Не обращая внимания на бесцеремонный голос, киномеханик продолжал с интонацией, не терпящей пререканий:
– В сумерках царизма рабочий класс России жил на ощупь, и ни единой искорки, ни единого уголька не мигало в этой кромешной мгле. Как вдруг столинейной лампой в потёмках быта вспыхнула ленинская «Искра», осветив путь разуму, сдавленному тисками собчиниства и других пережитков. «Вот он – свет! Вот она зга!» – воскликнул Павел, сын своей матери, забросив початую бутылку казённой водки под ноги топчущейся за его спиной безликой худосочной массе, называемым, если просто сказать, быдлом.
При упоминании о початой бутылке возникло весёлое возмущение. Но это никак не подействовало на дальнейшее славословие. Оратор, стоящий у стрекочущего аппарата, самозваный глашатай знал цену слову, которому он научился на политзанятиях в школе киномехаников, записывая каракулями все громкие выражения того времени, не всегда понимая смысл сказанного. Одним словом – «Зарубается-скалывается…»
Народ в душной избе-читальне, в потёмках, вспоротых широким лучом проектора, только цокал языками: «Вот, бес! Умён, так умён! Откуда только нахватался? Шпендрит, как по газете!»
А тот, чувствуя всей кожей одобрительные восклицания, продолжал «рубить и скалывать»:
– Великой скорбью занялось материнское сердца! Сын мой, Павел! Проснись! Проснись и пой гимн трудовому народу! Стань его заступником и ходатаем за справедливость!
Женская половина зрителей зашмыгала носом: «Конешно, мать. Куды ж денешься?»
Кинщик носовым платком смахнул на ходу невидимую пыль на линзах и вытер вспотевшую шею.

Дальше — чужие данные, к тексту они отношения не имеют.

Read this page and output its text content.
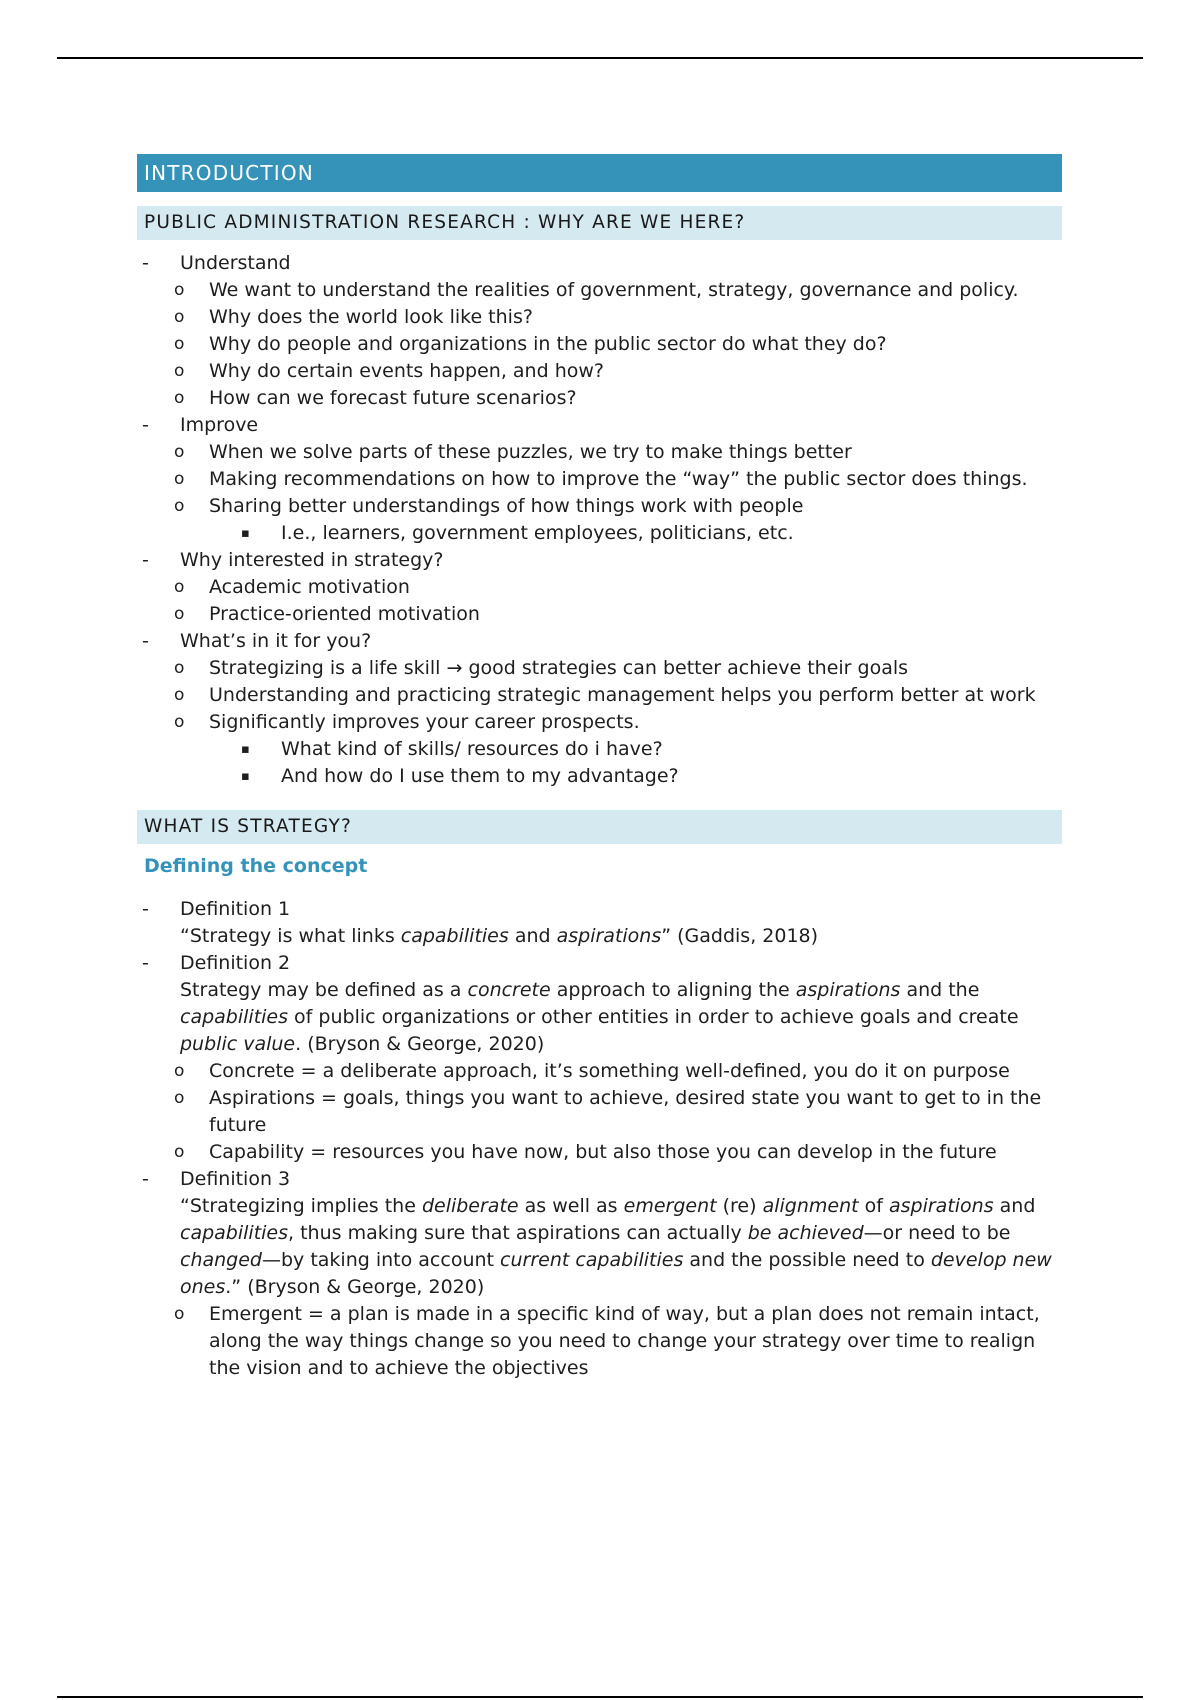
INTRODUCTION
PUBLIC ADMINISTRATION RESEARCH : WHY ARE WE HERE?
- Understand
o We want to understand the realities of government, strategy, governance and policy.
o Why does the world look like this?
o Why do people and organizations in the public sector do what they do?
o Why do certain events happen, and how?
o How can we forecast future scenarios?
- Improve
o When we solve parts of these puzzles, we try to make things better
o Making recommendations on how to improve the “way” the public sector does things.
o Sharing better understandings of how things work with people
▪ I.e., learners, government employees, politicians, etc.
- Why interested in strategy?
o Academic motivation
o Practice-oriented motivation
- What’s in it for you?
o Strategizing is a life skill → good strategies can better achieve their goals
o Understanding and practicing strategic management helps you perform better at work
o Significantly improves your career prospects.
▪ What kind of skills/ resources do i have?
▪ And how do I use them to my advantage?
WHAT IS STRATEGY?
Defining the concept
- Definition 1
“Strategy is what links capabilities and aspirations” (Gaddis, 2018)
- Definition 2
Strategy may be defined as a concrete approach to aligning the aspirations and the capabilities of public organizations or other entities in order to achieve goals and create public value. (Bryson & George, 2020)
o Concrete = a deliberate approach, it’s something well-defined, you do it on purpose
o Aspirations = goals, things you want to achieve, desired state you want to get to in the future
o Capability = resources you have now, but also those you can develop in the future
- Definition 3
“Strategizing implies the deliberate as well as emergent (re) alignment of aspirations and capabilities, thus making sure that aspirations can actually be achieved—or need to be changed—by taking into account current capabilities and the possible need to develop new ones.” (Bryson & George, 2020)
o Emergent = a plan is made in a specific kind of way, but a plan does not remain intact, along the way things change so you need to change your strategy over time to realign the vision and to achieve the objectives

– …И протёр глаза Павел. Заслонил всей грудью исковерканное и заплёванное рабочее достоинство. Начал составлять партийные списки и печатать подрывные прокламации. И вот возник вопрос – кто будет стоять на сквозняке революции, распространяя пролетарские воззвания кочегарам и станочникам, согбенным непосильным трудом на благо всепожирающему Молоху капитализма? И тогда, отбросив со лба прядь суровых волос, встала и поднялась русская женщина, битая-перебитая мужем-извергом, страдалица, мать несгибаемого Павла: «Я пойду на ветродуй, в народ, сынки!»
При этих, брошенных проникновенным голосом, словах теперь и мужики потянулись за куревом: «Вот эта настоящая родительница! Женщина и мать! Заступница за сынов своих, а мы, чувырлы неграмотные, укоряем, непочетниками зовём детей. По глазам хлещем за каждый самовольный шаг, за каждое баловство. А, вишь ты, по-другому надо разговор вести, по-умному. Глядишь, и у нас революция бы поднялась. А то опять в кабале ходим. Какие же заступники за нас? Самогон сызмальства хлестать, да по кобылкам зуд чесать только и умеют. А, видать, вон какие бывают дети! 3а весь мир умереть готовы! А наши-то – анчутки!»